Music. It started with the music and that’s probably what most of you remember him for. Whether directing church choir, community band, high school band, or any number of musical acts of service he performed, it was always the music. We never had a lot of material possessions when I was a kid – less charitably I will joke that we didn’t live in the trailer park but we lived next to it – but we always had access to musical instruments. And when my dad and my mom were hustling their asses off to keep us in the house and keep us fed, and maybe give us a little more comfortable life my dad used those musical instruments to put food on the table. Our little house was filled with the sounds of students of all instruments getting private lessons from my dad. Trumpets, Oboes, Clarinets, Piano, Flutes… basically my dad taught any instrument that didn’t involve strings or percussion from the living room of our house. This was in addition to the morning paper route he ran with me, the factory jobs that destroyed his shoulder, all of his community and church musical exploits, attending school into his 40’s, tuning pianos on the side, and a whole host of other jobs. And it all came back to the music for as long as I can remember. Achieving his teaching license and becoming a public school music teacher was one of his highest personal achievements. I joke about the fact that it took me 14 years to get my bachelors degree and I just realized that he beat me by ten years at the resilience game. 

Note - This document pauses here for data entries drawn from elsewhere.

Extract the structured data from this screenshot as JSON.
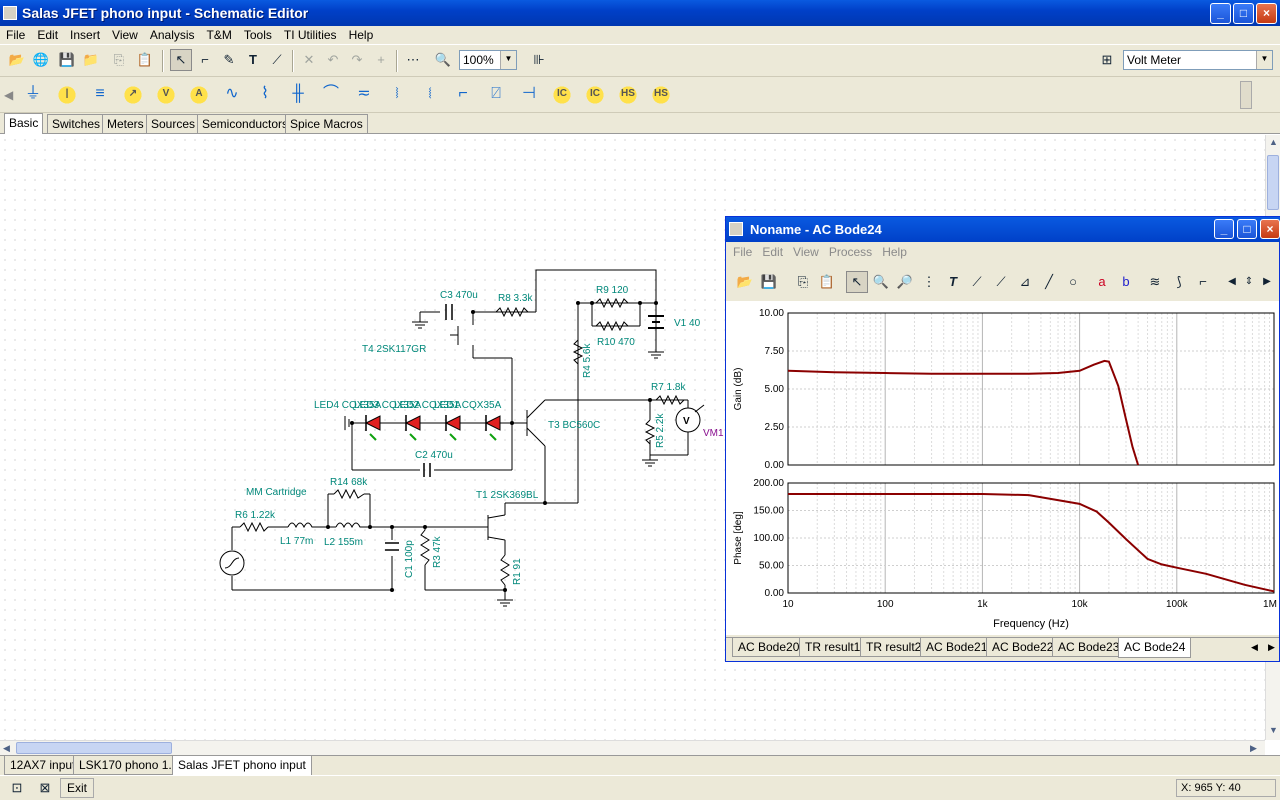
{
  "window": {
    "title": "Salas JFET phono input - Schematic Editor",
    "min": "_",
    "max": "□",
    "close": "×"
  },
  "menu": [
    "File",
    "Edit",
    "Insert",
    "View",
    "Analysis",
    "T&M",
    "Tools",
    "TI Utilities",
    "Help"
  ],
  "toolbar": {
    "zoom": "100%",
    "instrument": "Volt Meter"
  },
  "component_tabs": [
    {
      "label": "Basic",
      "active": true
    },
    {
      "label": "Switches"
    },
    {
      "label": "Meters"
    },
    {
      "label": "Sources"
    },
    {
      "label": "Semiconductors"
    },
    {
      "label": "Spice Macros"
    }
  ],
  "component_glyphs": [
    "IC",
    "IC",
    "HS",
    "HS"
  ],
  "schematic": {
    "labels": {
      "c3": "C3 470u",
      "r8": "R8 3.3k",
      "r9": "R9 120",
      "r10": "R10 470",
      "v1": "V1 40",
      "t4": "T4 2SK117GR",
      "r4": "R4 5.6k",
      "r7": "R7 1.8k",
      "vm1": "VM1",
      "v": "V",
      "led4": "LED4 CQX35A",
      "led3": "LED3 CQX35A",
      "led2": "LED2 CQX35A",
      "led1": "LED1 CQX35A",
      "t3": "T3 BC560C",
      "r5": "R5 2.2k",
      "c2": "C2 470u",
      "mm": "MM Cartridge",
      "r14": "R14 68k",
      "t1": "T1 2SK369BL",
      "r6": "R6 1.22k",
      "l1": "L1 77m",
      "l2": "L2 155m",
      "c1": "C1 100p",
      "r3": "R3 47k",
      "r1": "R1 91"
    }
  },
  "bode": {
    "title": "Noname - AC Bode24",
    "menu": [
      "File",
      "Edit",
      "View",
      "Process",
      "Help"
    ],
    "tool_glyphs": [
      "T",
      "a",
      "b"
    ],
    "gain": {
      "ylabel": "Gain (dB)",
      "ticks": [
        "10.00",
        "7.50",
        "5.00",
        "2.50",
        "0.00"
      ]
    },
    "phase": {
      "ylabel": "Phase [deg]",
      "ticks": [
        "200.00",
        "150.00",
        "100.00",
        "50.00",
        "0.00"
      ]
    },
    "xticks": [
      "10",
      "100",
      "1k",
      "10k",
      "100k",
      "1M"
    ],
    "xlabel": "Frequency (Hz)",
    "tabs": [
      "AC Bode20",
      "TR result1",
      "TR result2",
      "AC Bode21",
      "AC Bode22",
      "AC Bode23",
      "AC Bode24"
    ]
  },
  "chart_data": [
    {
      "type": "line",
      "xscale": "log",
      "xlim": [
        10,
        1000000
      ],
      "ylim": [
        0,
        10
      ],
      "ylabel": "Gain (dB)",
      "xlabel": "Frequency (Hz)",
      "grid": true,
      "x": [
        10,
        30,
        100,
        300,
        1000,
        3000,
        6000,
        10000,
        14000,
        18000,
        20000,
        25000,
        30000,
        35000,
        40000
      ],
      "y": [
        6.2,
        6.1,
        6.05,
        6.0,
        6.0,
        6.0,
        6.05,
        6.2,
        6.6,
        6.85,
        6.8,
        5.2,
        3.0,
        1.2,
        0.0
      ]
    },
    {
      "type": "line",
      "xscale": "log",
      "xlim": [
        10,
        1000000
      ],
      "ylim": [
        0,
        200
      ],
      "ylabel": "Phase [deg]",
      "xlabel": "Frequency (Hz)",
      "grid": true,
      "x": [
        10,
        100,
        1000,
        3000,
        10000,
        15000,
        20000,
        30000,
        50000,
        70000,
        100000,
        200000,
        500000,
        1000000
      ],
      "y": [
        180,
        180,
        180,
        178,
        162,
        148,
        128,
        98,
        62,
        52,
        46,
        35,
        15,
        3
      ]
    }
  ],
  "doc_tabs": [
    {
      "label": "12AX7 input"
    },
    {
      "label": "LSK170 phono 1.1"
    },
    {
      "label": "Salas JFET phono input",
      "active": true
    }
  ],
  "status": {
    "coords": "X: 965  Y: 40",
    "exit": "Exit"
  }
}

 My dad finally got his first real teaching job in Sleepy Eye, MN and that school did not know what hit it. My dad on podium in Sleepy Eye was a combination of Robin Williams in Dead Poets Society, and Robin Williams in Aladdin. He accepted no excuses, he tolerated no shenanigans, and he cared about music and your musical talent more than anyone else ever could or would. He took a 23-member band that couldn’t play their own school song or the National Anthem, and in three years had that same school band showcased at the State music convention. He challenged the students from a sports-centric farm school to care enough and work hard enough to not just succeed, but to excel and to take their musical talents out into the community. And he was passionately hilarious. Sweetness and light that man said and did some crazy things to try to communicate his musical vision. Between the dancing, the voices, the flailing, the nearly tearful pleading, but never the swearing (you were always better than me, dad) he was a human dynamo. He was the 90’s era musical equivalent of the Honey Badger. Every note I have gotten about condolences from my Sleepy Eye friends talks about my Dad and the joy he brought during band. 

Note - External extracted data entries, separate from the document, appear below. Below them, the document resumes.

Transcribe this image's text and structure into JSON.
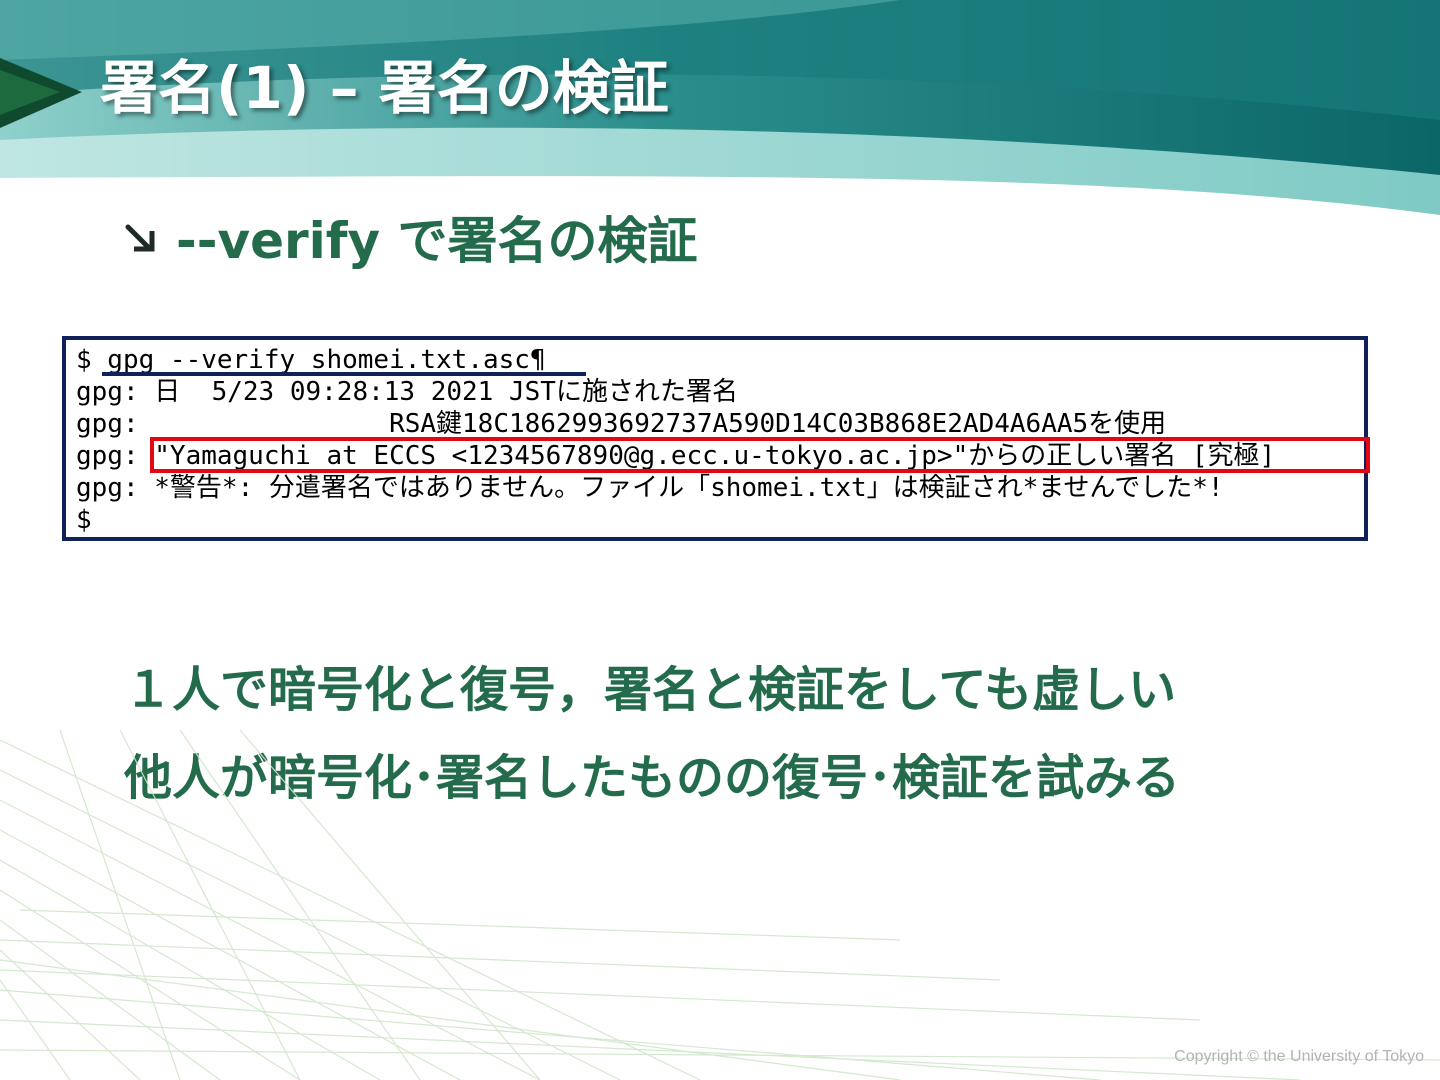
{
  "slide": {
    "title": "署名(1) – 署名の検証",
    "bullet": "--verify で署名の検証",
    "bullet_icon": "arrow-down-right-icon"
  },
  "terminal": {
    "lines": [
      "$ gpg --verify shomei.txt.asc¶",
      "gpg: 日  5/23 09:28:13 2021 JSTに施された署名",
      "gpg:                RSA鍵18C1862993692737A590D14C03B868E2AD4A6AA5を使用",
      "gpg: \"Yamaguchi at ECCS <1234567890@g.ecc.u-tokyo.ac.jp>\"からの正しい署名 [究極]",
      "gpg: *警告*: 分遣署名ではありません。ファイル「shomei.txt」は検証され*ませんでした*!",
      "$"
    ]
  },
  "notes": [
    "１人で暗号化と復号，署名と検証をしても虚しい",
    "他人が暗号化･署名したものの復号･検証を試みる"
  ],
  "footer": {
    "copyright": "Copyright © the University of Tokyo"
  },
  "colors": {
    "title_text": "#ffffff",
    "accent_green": "#236b4b",
    "terminal_border": "#10205a",
    "highlight_red": "#e30613",
    "header_teal": "#1f8a88"
  }
}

 He was just as passionate a father as a teacher, he just expressed it differently. He cared about us kids so much, and yet he never wanted to push us in a direction we didn’t want to go. So he was quiet to the point of annoyance when asked about what or how we should approach our futures. This was his love language. On the flip side he had one of the most childishly glorious senses of humor and I credit him with my inability to let an inadvertent double entendre slip by without snorting. Dad, you have no idea how much trouble you’ve caused me when working with older “more mature” people. And then there was his faith. 

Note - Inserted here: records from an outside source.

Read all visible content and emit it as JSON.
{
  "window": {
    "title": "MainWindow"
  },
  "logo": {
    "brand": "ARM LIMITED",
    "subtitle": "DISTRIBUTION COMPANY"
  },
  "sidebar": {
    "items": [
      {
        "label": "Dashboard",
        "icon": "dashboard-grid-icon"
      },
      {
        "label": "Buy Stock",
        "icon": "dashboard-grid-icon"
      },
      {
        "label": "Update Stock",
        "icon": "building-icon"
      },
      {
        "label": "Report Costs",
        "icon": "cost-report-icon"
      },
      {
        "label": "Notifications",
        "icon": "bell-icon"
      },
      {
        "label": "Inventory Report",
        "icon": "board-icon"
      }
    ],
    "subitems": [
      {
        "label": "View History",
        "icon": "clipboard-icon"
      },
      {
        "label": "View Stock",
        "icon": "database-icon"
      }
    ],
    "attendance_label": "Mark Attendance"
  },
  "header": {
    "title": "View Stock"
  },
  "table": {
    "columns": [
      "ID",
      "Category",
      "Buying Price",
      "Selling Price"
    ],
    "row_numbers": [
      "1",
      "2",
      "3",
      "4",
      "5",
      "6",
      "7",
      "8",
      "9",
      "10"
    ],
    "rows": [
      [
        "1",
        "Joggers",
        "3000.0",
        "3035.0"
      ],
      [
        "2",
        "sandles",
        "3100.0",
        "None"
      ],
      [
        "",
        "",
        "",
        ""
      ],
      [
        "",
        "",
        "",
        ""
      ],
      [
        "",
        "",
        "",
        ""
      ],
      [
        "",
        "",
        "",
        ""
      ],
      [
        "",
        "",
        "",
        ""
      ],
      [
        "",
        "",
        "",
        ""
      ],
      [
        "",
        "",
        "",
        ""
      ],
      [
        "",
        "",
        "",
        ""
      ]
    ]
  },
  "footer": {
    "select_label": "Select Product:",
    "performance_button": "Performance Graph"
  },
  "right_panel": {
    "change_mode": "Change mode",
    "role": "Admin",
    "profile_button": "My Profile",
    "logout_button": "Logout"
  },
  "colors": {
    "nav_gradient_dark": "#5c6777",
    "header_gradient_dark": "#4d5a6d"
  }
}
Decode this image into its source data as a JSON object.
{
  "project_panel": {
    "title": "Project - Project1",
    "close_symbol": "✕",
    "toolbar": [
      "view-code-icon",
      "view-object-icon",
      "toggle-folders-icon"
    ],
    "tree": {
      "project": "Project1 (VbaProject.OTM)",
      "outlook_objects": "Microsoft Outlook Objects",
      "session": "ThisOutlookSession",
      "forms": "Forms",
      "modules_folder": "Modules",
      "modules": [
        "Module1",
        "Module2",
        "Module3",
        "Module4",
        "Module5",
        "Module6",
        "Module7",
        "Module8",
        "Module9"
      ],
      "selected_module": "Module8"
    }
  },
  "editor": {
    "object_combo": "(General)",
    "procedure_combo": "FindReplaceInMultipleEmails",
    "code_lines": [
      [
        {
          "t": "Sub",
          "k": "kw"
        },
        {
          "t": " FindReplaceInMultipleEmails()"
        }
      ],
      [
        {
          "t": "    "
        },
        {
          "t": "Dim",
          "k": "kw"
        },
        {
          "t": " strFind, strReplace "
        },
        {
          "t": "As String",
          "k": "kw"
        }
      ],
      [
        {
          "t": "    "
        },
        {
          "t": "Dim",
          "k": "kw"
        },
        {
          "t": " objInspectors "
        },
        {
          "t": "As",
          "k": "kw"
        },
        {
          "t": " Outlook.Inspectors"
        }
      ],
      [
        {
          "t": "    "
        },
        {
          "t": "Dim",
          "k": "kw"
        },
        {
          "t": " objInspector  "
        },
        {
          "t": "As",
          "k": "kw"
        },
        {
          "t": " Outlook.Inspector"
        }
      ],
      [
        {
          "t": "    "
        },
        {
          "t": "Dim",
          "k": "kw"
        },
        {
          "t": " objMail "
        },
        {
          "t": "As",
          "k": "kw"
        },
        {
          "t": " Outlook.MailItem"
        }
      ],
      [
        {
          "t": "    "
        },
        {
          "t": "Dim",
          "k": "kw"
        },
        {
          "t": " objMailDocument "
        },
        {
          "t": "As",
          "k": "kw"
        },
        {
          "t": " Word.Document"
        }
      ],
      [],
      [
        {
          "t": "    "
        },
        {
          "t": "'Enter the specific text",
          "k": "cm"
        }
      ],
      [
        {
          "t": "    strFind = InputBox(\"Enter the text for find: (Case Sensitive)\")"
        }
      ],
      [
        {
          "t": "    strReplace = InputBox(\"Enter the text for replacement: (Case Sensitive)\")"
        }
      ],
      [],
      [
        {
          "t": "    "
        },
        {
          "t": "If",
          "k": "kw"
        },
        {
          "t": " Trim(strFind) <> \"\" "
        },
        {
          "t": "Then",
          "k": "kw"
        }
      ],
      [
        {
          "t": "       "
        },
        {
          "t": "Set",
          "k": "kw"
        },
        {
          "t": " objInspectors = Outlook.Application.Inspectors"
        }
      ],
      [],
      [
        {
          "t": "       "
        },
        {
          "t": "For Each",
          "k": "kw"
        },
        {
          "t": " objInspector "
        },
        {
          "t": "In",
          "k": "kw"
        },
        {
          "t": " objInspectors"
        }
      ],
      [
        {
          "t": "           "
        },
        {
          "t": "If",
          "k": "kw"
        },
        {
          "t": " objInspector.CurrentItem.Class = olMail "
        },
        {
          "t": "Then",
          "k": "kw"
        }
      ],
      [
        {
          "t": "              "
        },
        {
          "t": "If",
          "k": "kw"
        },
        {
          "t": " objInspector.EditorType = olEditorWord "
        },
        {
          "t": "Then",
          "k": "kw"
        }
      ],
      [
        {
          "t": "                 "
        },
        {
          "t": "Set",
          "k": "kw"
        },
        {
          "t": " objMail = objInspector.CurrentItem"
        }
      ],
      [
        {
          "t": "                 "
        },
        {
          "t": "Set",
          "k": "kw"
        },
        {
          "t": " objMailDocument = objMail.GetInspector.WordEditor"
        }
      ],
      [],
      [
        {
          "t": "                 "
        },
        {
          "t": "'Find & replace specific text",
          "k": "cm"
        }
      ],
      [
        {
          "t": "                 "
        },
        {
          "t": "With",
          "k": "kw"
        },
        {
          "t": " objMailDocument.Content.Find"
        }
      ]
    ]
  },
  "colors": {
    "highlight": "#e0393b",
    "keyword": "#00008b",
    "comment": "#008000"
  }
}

 My Dad’s faith is my example. The understated expression of service to others was his form of evangelism. He couldn’t verbally express the love of God very well, and discussing the merits of Christianity mostly left him talking in circles or just sitting there quietly. But you knew he loved Jesus by his actions and the way he treated people. The way he taught with passion and the way he pierce all of the roadblocks for success and reach the inner understanding of almost anyone. When he taught, and when he talked, you knew you were the most important person to him at that moment. He was the living embodiment of a parable – to the point that I am only now starting to see what he was doing years ago. 

 My dad is gone, and he left a legacy I am proud of. I can only hope to have my kids and the people I’ve touched speak the same way of me when I am gone. I love you dad. Thanks.